For giggles: Circa Spring '91 (Kemper Freestyle 165):










So, part 2 (Gloves): I still have my old Kombi Kevlar gloves with wrist supports built in. Before you get all in a bent out of shape about wrist supports, I snapped my wrist right through the joint during a stupid comp back in my 20's (thus that's why I started wearing such gloves). Skated since I was a wee pup, so I do know how to fall, but crap happens. My wrist sucks, bad, so I still want a good glove with wrist support if they can be found. Frankly, not having much luck. My Kombi gloves are still in pretty good shape, but given their age, they won't last long I suspect. Not looking for separate wrist supports, but rather, a glove with integrated support. If you know of a good one, please advise. Thanks.


----------



## cnesta (Oct 28, 2012)

Burton made a glove a year or so back I have a pair with wrist supports in them 
I think it might have been called the baker glove not sure try to find the they work great


----------



## phony_stark (Jul 2, 2011)

Shop snowboard gloves with wrist guards, including Level gloves, the top protective snowboard glove on the market: In stock, free shipping

Snowboarding Wrist Guards, Seirus Gloves, Wrist Protection | Campmor

I heard the skeletons ones a dope and cost effective.


----------



## deminimis (Nov 5, 2012)

Thanks guys.


----------



## Lamps (Sep 3, 2011)

Burton makes two - Support glove, and Impact Glove

I really like the impact glove, I buy new ones from time to time as they wear out after a season or two. For max warmth wear a silk underglove or similar very light glove in combination - only needed on really cold days.


----------



## deminimis (Nov 5, 2012)

Thanks for the help. I decided to grab a pair on Baker gloves (no support) and a pair of Protec supports. Now, just waiting for more snow.


----------



## lonerider (Apr 10, 2009)

deminimis said:


> Thanks for the help.

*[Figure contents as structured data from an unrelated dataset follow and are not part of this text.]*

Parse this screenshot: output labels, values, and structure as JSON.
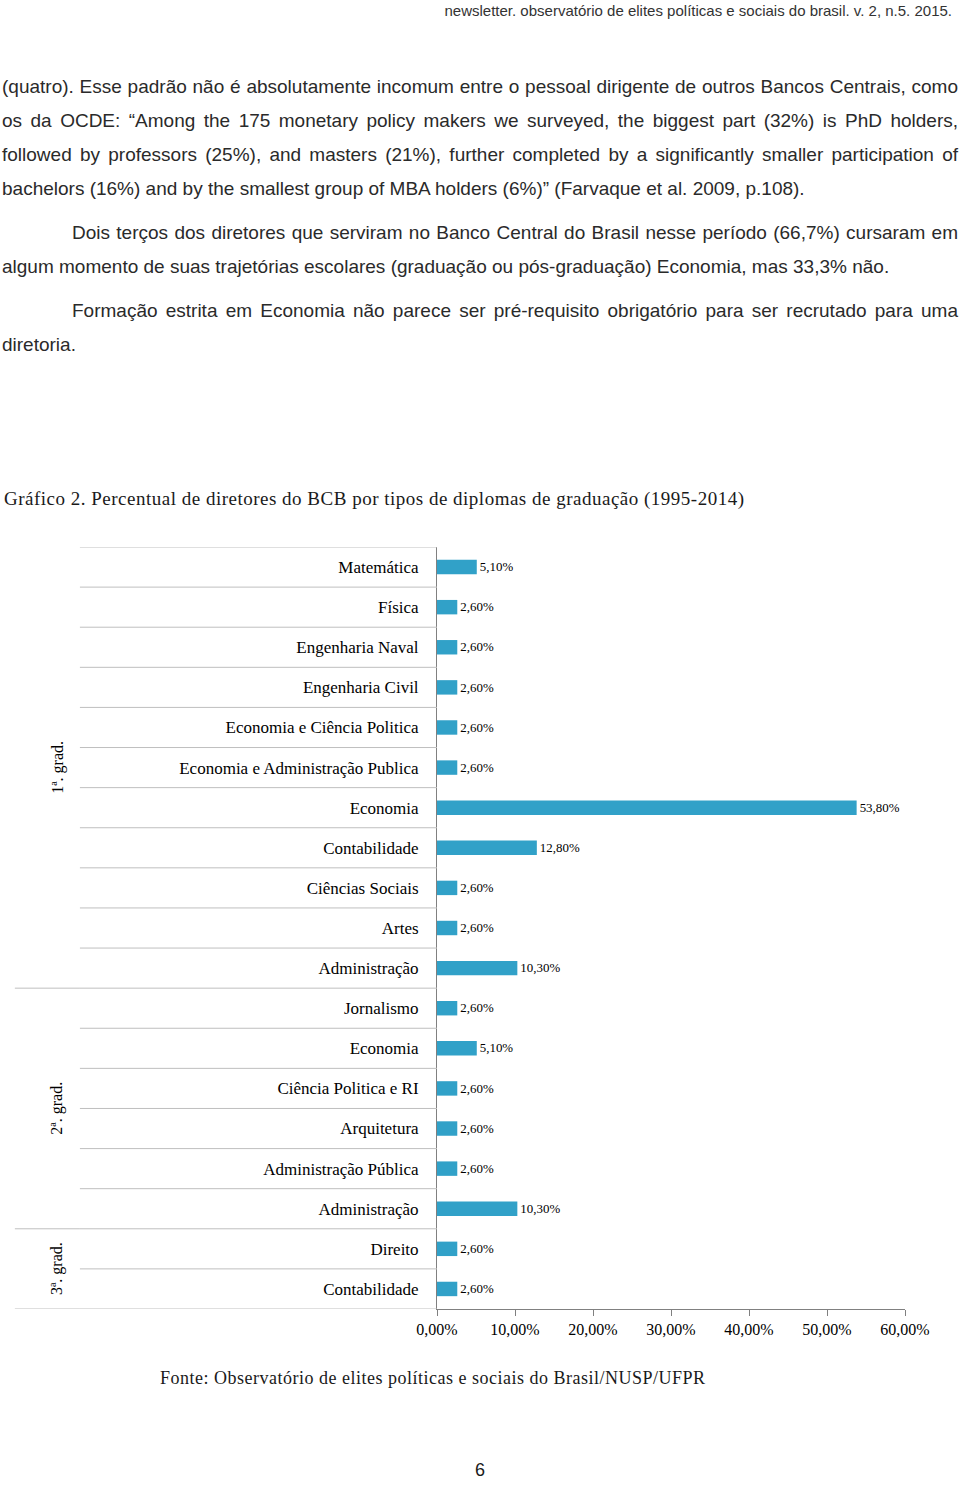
{
  "header": "newsletter. observatório de elites políticas e sociais do brasil. v. 2, n.5. 2015.",
  "paragraphs": [
    "(quatro). Esse padrão não é absolutamente incomum entre o pessoal dirigente de outros Bancos Centrais, como os da OCDE: “Among the 175 monetary policy makers we surveyed, the biggest part (32%) is PhD holders, followed by professors (25%), and masters (21%), further completed by a significantly smaller participation of bachelors (16%) and by the smallest group of MBA holders (6%)” (Farvaque et al. 2009, p.108).",
    "Dois terços dos diretores que serviram no Banco Central do Brasil nesse período (66,7%) cursaram em algum momento de suas trajetórias escolares (graduação ou pós-graduação) Economia, mas 33,3% não.",
    "Formação estrita em Economia não parece ser pré-requisito obrigatório para ser recrutado para uma diretoria."
  ],
  "chart_data": {
    "type": "bar",
    "orientation": "horizontal",
    "title": "Gráfico 2. Percentual de diretores do BCB por tipos de diplomas de graduação (1995-2014)",
    "categories": [
      "Matemática",
      "Física",
      "Engenharia Naval",
      "Engenharia Civil",
      "Economia e Ciência Politica",
      "Economia e Administração Publica",
      "Economia",
      "Contabilidade",
      "Ciências Sociais",
      "Artes",
      "Administração",
      "Jornalismo",
      "Economia",
      "Ciência Politica e RI",
      "Arquitetura",
      "Administração Pública",
      "Administração",
      "Direito",
      "Contabilidade"
    ],
    "category_groups": [
      "1ª. grad.",
      "1ª. grad.",
      "1ª. grad.",
      "1ª. grad.",
      "1ª. grad.",
      "1ª. grad.",
      "1ª. grad.",
      "1ª. grad.",
      "1ª. grad.",
      "1ª. grad.",
      "1ª. grad.",
      "2ª. grad.",
      "2ª. grad.",
      "2ª. grad.",
      "2ª. grad.",
      "2ª. grad.",
      "2ª. grad.",
      "3ª. grad.",
      "3ª. grad."
    ],
    "values": [
      5.1,
      2.6,
      2.6,
      2.6,
      2.6,
      2.6,
      53.8,
      12.8,
      2.6,
      2.6,
      10.3,
      2.6,
      5.1,
      2.6,
      2.6,
      2.6,
      10.3,
      2.6,
      2.6
    ],
    "value_labels": [
      "5,10%",
      "2,60%",
      "2,60%",
      "2,60%",
      "2,60%",
      "2,60%",
      "53,80%",
      "12,80%",
      "2,60%",
      "2,60%",
      "10,30%",
      "2,60%",
      "5,10%",
      "2,60%",
      "2,60%",
      "2,60%",
      "10,30%",
      "2,60%",
      "2,60%"
    ],
    "color": "#31a1c8",
    "xlim": [
      0,
      60
    ],
    "xticks": [
      {
        "value": 0,
        "label": "0,00%"
      },
      {
        "value": 10,
        "label": "10,00%"
      },
      {
        "value": 20,
        "label": "20,00%"
      },
      {
        "value": 30,
        "label": "30,00%"
      },
      {
        "value": 40,
        "label": "40,00%"
      },
      {
        "value": 50,
        "label": "50,00%"
      },
      {
        "value": 60,
        "label": "60,00%"
      }
    ],
    "data_labels": true,
    "grid": false
  },
  "source": "Fonte: Observatório de elites políticas e sociais do Brasil/NUSP/UFPR",
  "page_number": "6"
}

I decided to grab a pair on Baker gloves (no support) and a pair of Protec supports. Now, just waiting for more snow.


Another option (if you haven't purchased) is Level Gloves, which come with in integrated (but removable) wristguard. I've been using them for 6 years and have converted 4 other people in my snowboarding group to them. In my opinion (and from my experience) the Level wristguard design is better than old-school guard like the Protec you were looking at.

Before that I was using Glomming Gear No Gomer over the glove wristguards, but they went out of business a decade ago (were bought out, and then the parent company stopped making the product).


----------



## KIRKRIDER (Mar 18, 2008)

After 2 seasons the still hold up well...beside the spikes on the fongers that broke off leaving a nice hole. Still love them.

http://www.snowboardingforum.com/equipment-reviews/33022-gloves-level-super-pipe-pro.html


----------



## lonerider (Apr 10, 2009)

KIRKRIDER said:


> After 2 seasons the still hold up well...beside the spikes on the fongers that broke off leaving a nice hole. Still love them.
> 
> http://www.snowboardingforum.com/equipment-reviews/33022-gloves-level-super-pipe-pro.html


That's what you get for paying extra to pretend you are Mad Max 

I have the regular Level Halfpipe Mitts and my friends have a couple pairs of the Level Halfpipe Gloves. My wife has a pair of the Level Butterfly Mitts.


----------



## deminimis (Nov 5, 2012)

Thanks. Looked at Level before I pulled the trigger. Usually I'll spend whatever it takes for protective gear, but after getting all new gear for me (how I miss the days of pro deals), passes for the whole damn fam, planks and boots for those tail wankers, new mountain-worthy tires for my truck (6), I'm tapped. The Protec guards are of a similar design philosophy as my old Kombis which worked fine. Probably not as fine as Level's Biomex, but that will have to wait until next season now.


----------



## SnowDragon (Apr 23, 2012)

Docmeter snowboard gloves.
Single or double sided.
Undoubtedly the best protection in a snowboard glove.
Dare I say "hands down"? LOL!


----------